Die Behörde warnte überdies vor der weiteren »Vermaisung« großer landwirtschaftlicher Nutzgebiete. Bundesweit wird mittlerweile auf 1,4 Millionen Hektar Mais als Biomasse für die energetische Verwertung angebaut, teilweise in riesigen Monokulturen, mit entsprechend dramatischen Folgen für die Artenvielfalt. Ein weiterer Ausbau sei weder energieeffizient noch mit den Belangen des Natur- und Landschaftsschutzes zu vereinbaren und dürfe daher »keine Handlungsoption sein«, betonte Jessel.

Das energiepolitische Ziel, den Anteil der Erneuerbaren an der Bruttostromerzeugung von derzeit 35 Prozent auf 80 Prozent bis zum Jahr 2050 zu steigern, stellt die Naturschutzbehörde nicht in Frage. Sie sieht genügend Potenziale für diese Entwicklung, vor allem in Städten. Bislang vollzieht sich der Ausbau der erneuerbaren Energien in erster Linie in ländlichen Räumen. Verbraucht wird die meiste Energie hingegen in den Ballungszentren. Eine stärkere Nutzung von Dächern für Photovoltaik-Anlagen in städtischen Räumen sei daher »unerlässlich«.

Auf größere Anlagen vor den Küsten sowie in der Fläche kann aus Sicht des Bundesamts dennoch nicht verzichtet werden.
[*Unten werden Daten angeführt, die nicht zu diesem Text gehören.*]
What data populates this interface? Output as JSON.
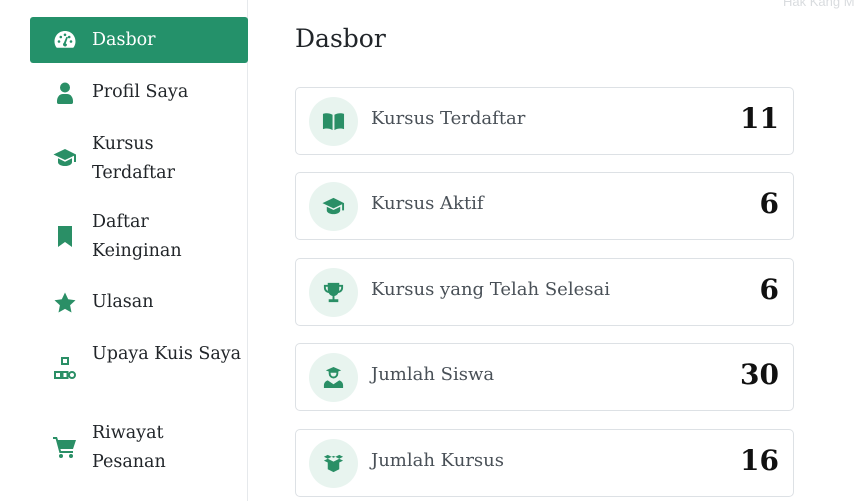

Es fordert dafür eine bundeseinheitliche und vor allem eindeutige Klassifizierung aller Flächen in Bezug auf eine mögliche Nutzung als Standorte für Wind- oder Photovoltaikanlagen. Ferner müsste der Bund auch Kompetenzen bei der Standortverteilung erhalten.

Prinzipiell stehe eine große Mehrheit der Bürger der klimapolitisch gebotenen Energiewende positiv gegenüber, erläuterte Jessel. Dennoch formiere sich an vielen Standorten für neue Anlagen örtlich massiver Widerstand, wobei Naturschutzargumente oftmals »nur vorgeschoben werden«. Aber man müsse auch Ängste vor einer »Überprägung« durch Windparks in einzelnen Gemeinden und Regionen ernst nehmen. Das Bundesamt mahnt deshalb eine stärkere Berücksichtigung von »Landschaftsbild und Landschaftserleben« an. Entscheidend für das Gelingen der Energiewende ist nach Jessels Überzeugung die Einbeziehung der Bevölkerung in die Standortfestlegung und die Planungsprozesse vom ersten Tag an. Allen Beteiligten müsse bewusst sein, dass an einer natur- und umweltverträglichen Energiewende kein Weg vorbei führe, deren Gelingen aber auch von der Akzeptanz der Bürger abhängig sei, betonte die BfN-Präsidentin. Für viele Ängste und Fragen gebe es auch technische Lösungen, beispielsweise durch intelligente Steuerungstechnik von Windrädern in Vogelzuggebieten.

Das BfN fordert ferner, den Fokus stärker auf die nur unzureichend genutzten Möglichkeiten zur Energieeinsparung zu nutzen. Allerdings sei es eine Illusion zu glauben, dass der Stromverbrauch insgesamt sinken werde, warnte Jessel. Möglichen Einsparungen durch größere Energieeffizienz stünden perspektivisch erhebliche Mehrbedarfe durch Elektromobilität und Digitalisierung gegenüber.